Hello, I test the pretrained RAFT-Stereo model using test.py, here are the results I get:

KITTI-15 All
EPE: 1.4704
bad 1.0: 26.43%
bad 2.0: 9.43%
bad 3.0: 5.56%

Midd-T F All
EPE: 9.1773
bad 1.0: 26.56%
bad 2.0: 18.44%
bad 3.0: 15.57%

I notice these results are slightly different from results reported in Table 6 in your paper. I wonder if there is something wrong with my code. I can upload the full test code I used if necessary. Thank you.

Hello, thank you for bringing this issue to my attention. I have just tested again the model using the code and the provided ckpt in our repository. The results I am obtaining are as follows:

KITTI-15 All
bad 1.0: 25.97%
bad 2.0: 9.21%
bad 3.0: 5.39%

Midd-T F All
bad 1.0: 24.62%
bad 2.0: 16.46%
bad 3.0: 13.87%

I have noticed slight variations after changing the version of PyTorch w.r.t. Table 6 of our paper. However, I cannot explain how the numbers you showed are so different. Have you made any modifications to the code? Have you verified that the dataset used is correct?

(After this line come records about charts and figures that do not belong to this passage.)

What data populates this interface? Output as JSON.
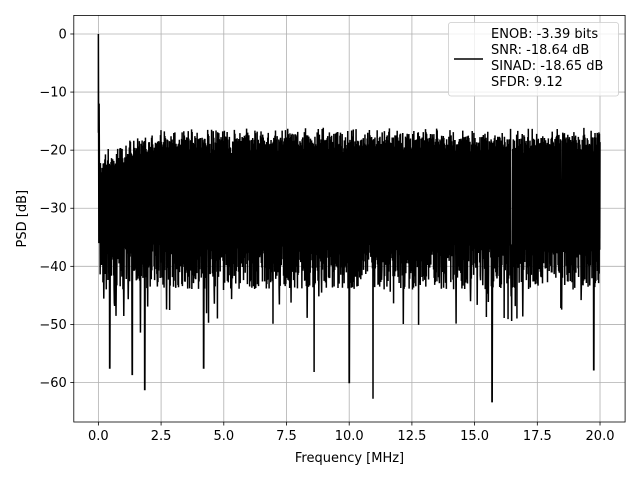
{
  "chart_data": {
    "type": "line",
    "title": "",
    "xlabel": "Frequency [MHz]",
    "ylabel": "PSD [dB]",
    "xlim": [
      -0.98,
      21.0
    ],
    "ylim": [
      -66.8,
      3.2
    ],
    "x_ticks": [
      0.0,
      2.5,
      5.0,
      7.5,
      10.0,
      12.5,
      15.0,
      17.5,
      20.0
    ],
    "x_tick_labels": [
      "0.0",
      "2.5",
      "5.0",
      "7.5",
      "10.0",
      "12.5",
      "15.0",
      "17.5",
      "20.0"
    ],
    "y_ticks": [
      0,
      -10,
      -20,
      -30,
      -40,
      -50,
      -60
    ],
    "y_tick_labels": [
      "0",
      "−10",
      "−20",
      "−30",
      "−40",
      "−50",
      "−60"
    ],
    "grid": true,
    "legend_position": "top-right",
    "series": [
      {
        "name": "ENOB: -3.39 bits\nSNR: -18.64 dB\nSINAD: -18.65 dB\nSFDR: 9.12",
        "color": "#000000",
        "description_of_trace": "dense noise-floor PSD trace",
        "x_range": [
          0.0,
          20.0
        ],
        "peak": {
          "x": 0.0,
          "y": 0.0
        },
        "notable_minima": [
          {
            "x": 0.45,
            "y": -57.5
          },
          {
            "x": 1.35,
            "y": -58.6
          },
          {
            "x": 1.85,
            "y": -61.2
          },
          {
            "x": 4.2,
            "y": -57.5
          },
          {
            "x": 8.6,
            "y": -58.2
          },
          {
            "x": 10.0,
            "y": -60.0
          },
          {
            "x": 10.95,
            "y": -62.8
          },
          {
            "x": 15.7,
            "y": -63.3
          },
          {
            "x": 19.75,
            "y": -57.8
          }
        ],
        "floor_band_upper": -17.5,
        "floor_band_lower": -42.0
      }
    ],
    "legend": {
      "lines": [
        "ENOB: -3.39 bits",
        "SNR: -18.64 dB",
        "SINAD: -18.65 dB",
        "SFDR: 9.12"
      ]
    }
  }
}
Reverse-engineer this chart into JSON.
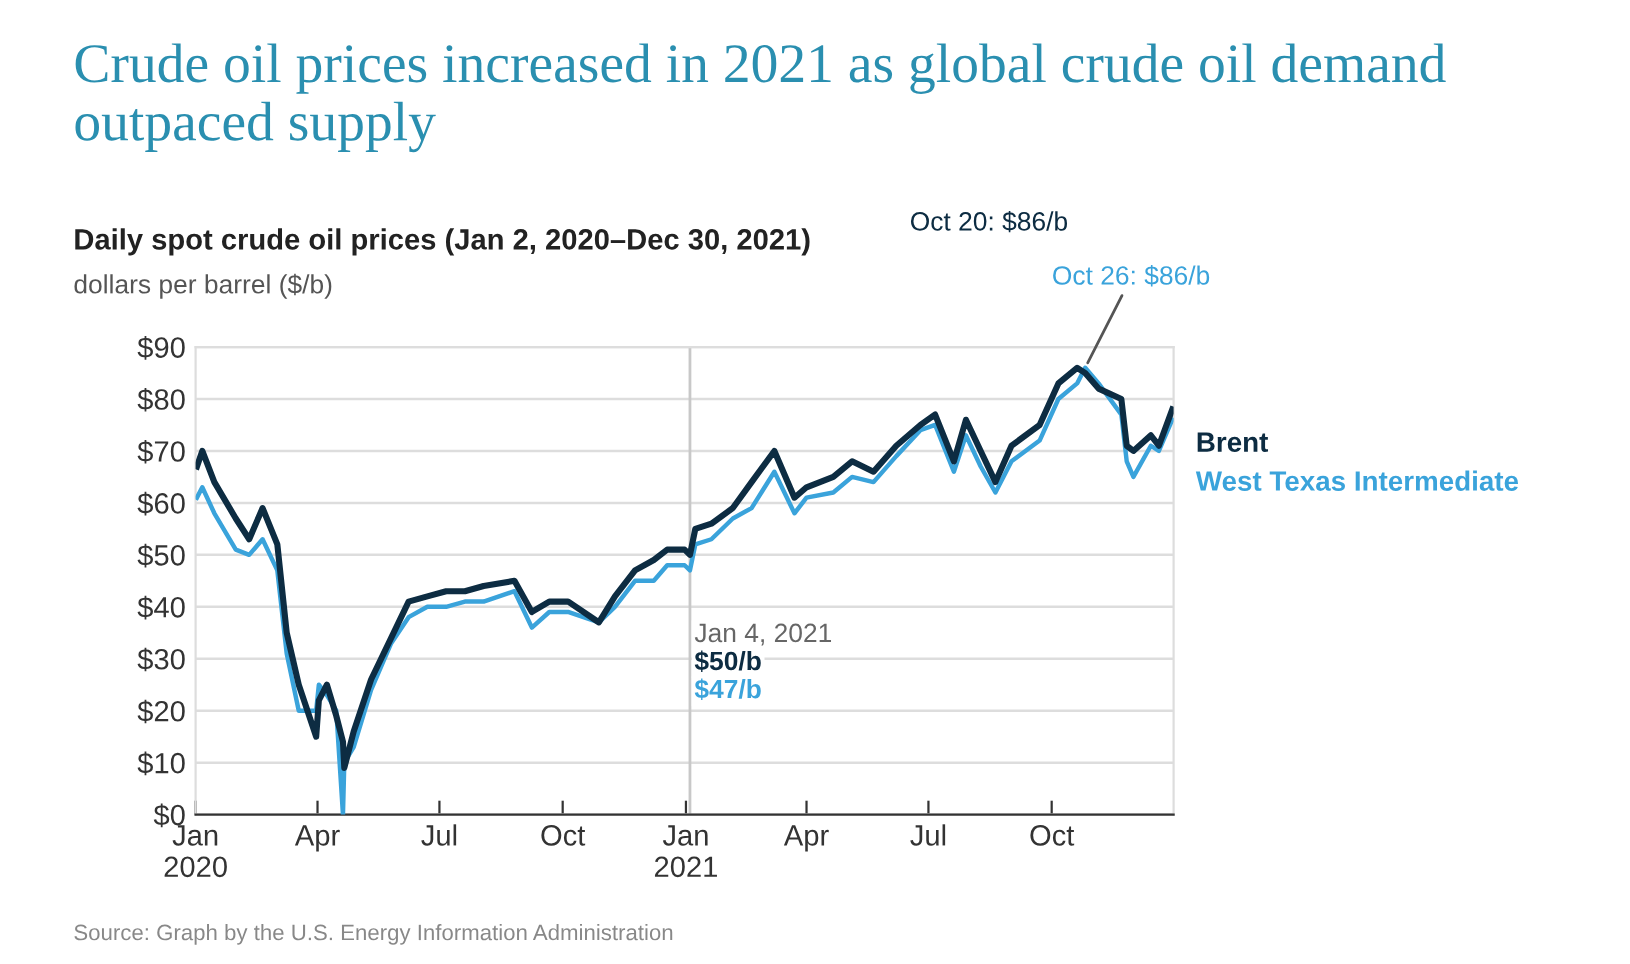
{
  "chart_data": {
    "type": "line",
    "title": "Crude oil prices increased in 2021 as global crude oil demand outpaced supply",
    "subtitle": "Daily spot crude oil prices (Jan 2, 2020–Dec 30, 2021)",
    "ylabel": "dollars per barrel ($/b)",
    "x": [
      "2020-01-02",
      "2020-01-06",
      "2020-01-15",
      "2020-01-31",
      "2020-02-10",
      "2020-02-20",
      "2020-03-02",
      "2020-03-09",
      "2020-03-18",
      "2020-03-31",
      "2020-04-02",
      "2020-04-08",
      "2020-04-15",
      "2020-04-20",
      "2020-04-21",
      "2020-04-28",
      "2020-05-11",
      "2020-05-26",
      "2020-06-08",
      "2020-06-22",
      "2020-07-06",
      "2020-07-20",
      "2020-08-03",
      "2020-08-26",
      "2020-09-08",
      "2020-09-21",
      "2020-10-05",
      "2020-10-28",
      "2020-11-09",
      "2020-11-24",
      "2020-12-08",
      "2020-12-18",
      "2020-12-31",
      "2021-01-04",
      "2021-01-08",
      "2021-01-20",
      "2021-02-05",
      "2021-02-19",
      "2021-03-08",
      "2021-03-23",
      "2021-04-01",
      "2021-04-21",
      "2021-05-05",
      "2021-05-21",
      "2021-06-07",
      "2021-06-25",
      "2021-07-06",
      "2021-07-20",
      "2021-07-29",
      "2021-08-09",
      "2021-08-20",
      "2021-09-01",
      "2021-09-22",
      "2021-10-06",
      "2021-10-20",
      "2021-10-26",
      "2021-11-05",
      "2021-11-22",
      "2021-11-26",
      "2021-12-01",
      "2021-12-14",
      "2021-12-20",
      "2021-12-30"
    ],
    "series": [
      {
        "name": "Brent",
        "color": "#0d2c42",
        "values": [
          67,
          70,
          64,
          57,
          53,
          59,
          52,
          35,
          25,
          15,
          22,
          25,
          19,
          14,
          9,
          16,
          26,
          34,
          41,
          42,
          43,
          43,
          44,
          45,
          39,
          41,
          41,
          37,
          42,
          47,
          49,
          51,
          51,
          50,
          55,
          56,
          59,
          64,
          70,
          61,
          63,
          65,
          68,
          66,
          71,
          75,
          77,
          68,
          76,
          70,
          64,
          71,
          75,
          83,
          86,
          85,
          82,
          80,
          71,
          70,
          73,
          71,
          78
        ]
      },
      {
        "name": "West Texas Intermediate",
        "color": "#3aa3db",
        "values": [
          61,
          63,
          58,
          51,
          50,
          53,
          47,
          31,
          20,
          20,
          25,
          23,
          20,
          0,
          10,
          13,
          24,
          33,
          38,
          40,
          40,
          41,
          41,
          43,
          36,
          39,
          39,
          37,
          40,
          45,
          45,
          48,
          48,
          47,
          52,
          53,
          57,
          59,
          66,
          58,
          61,
          62,
          65,
          64,
          69,
          74,
          75,
          66,
          73,
          67,
          62,
          68,
          72,
          80,
          83,
          86,
          83,
          77,
          68,
          65,
          71,
          70,
          76
        ]
      }
    ],
    "xlim": [
      "2020-01-01",
      "2021-12-31"
    ],
    "xticks": [
      {
        "value": "2020-01-01",
        "label": "Jan\n2020"
      },
      {
        "value": "2020-04-01",
        "label": "Apr"
      },
      {
        "value": "2020-07-01",
        "label": "Jul"
      },
      {
        "value": "2020-10-01",
        "label": "Oct"
      },
      {
        "value": "2021-01-01",
        "label": "Jan\n2021"
      },
      {
        "value": "2021-04-01",
        "label": "Apr"
      },
      {
        "value": "2021-07-01",
        "label": "Jul"
      },
      {
        "value": "2021-10-01",
        "label": "Oct"
      }
    ],
    "ylim": [
      0,
      90
    ],
    "yticks": [
      {
        "value": 0,
        "label": "$0"
      },
      {
        "value": 10,
        "label": "$10"
      },
      {
        "value": 20,
        "label": "$20"
      },
      {
        "value": 30,
        "label": "$30"
      },
      {
        "value": 40,
        "label": "$40"
      },
      {
        "value": 50,
        "label": "$50"
      },
      {
        "value": 60,
        "label": "$60"
      },
      {
        "value": 70,
        "label": "$70"
      },
      {
        "value": 80,
        "label": "$80"
      },
      {
        "value": 90,
        "label": "$90"
      }
    ],
    "grid": "y",
    "line_style": "solid",
    "marker": "none",
    "ref_lines": [
      {
        "axis": "x",
        "value": "2021-01-04",
        "color": "#c8c8c8"
      }
    ],
    "annotations": [
      "Jan 4, 2021",
      "$50/b",
      "$47/b",
      "Oct 20: $86/b",
      {
        "text": "Oct 26: $86/b",
        "x": "2021-10-26",
        "y": 86
      },
      "Source: Graph by the U.S. Energy Information Administration"
    ]
  }
}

I've found the issue. In the original RAFT-Stereo code, the default parameter "iters=12" should be set to 32 for evaluation. On line 70 of the original code of RAFT-Stereo, you should modify the iters parameter such that:

def forward(self, image1, image2, iters=12, flow_init=None, test_mode=False) -> def forward(self, image1, image2, iters=32, flow_init=None, test_mode=False)

This is the exact number of iterations that in the original RAFT-Stereo paper is used for evaluation.

Thank you for notifying me of the issue, I will update our repository's documentation.

Thank you very much. I've got the correct results. And I think a more appropriate modification would be changing this line:

NeRF-Supervised-Deep-Stereo/code_snippets/test.py

Line 79 in 1478080

pred_disps = model(data['im2'], data['im3'])

Add 'iters=32' or 'iters=args.valid_iters' for RAFT-Stereo model.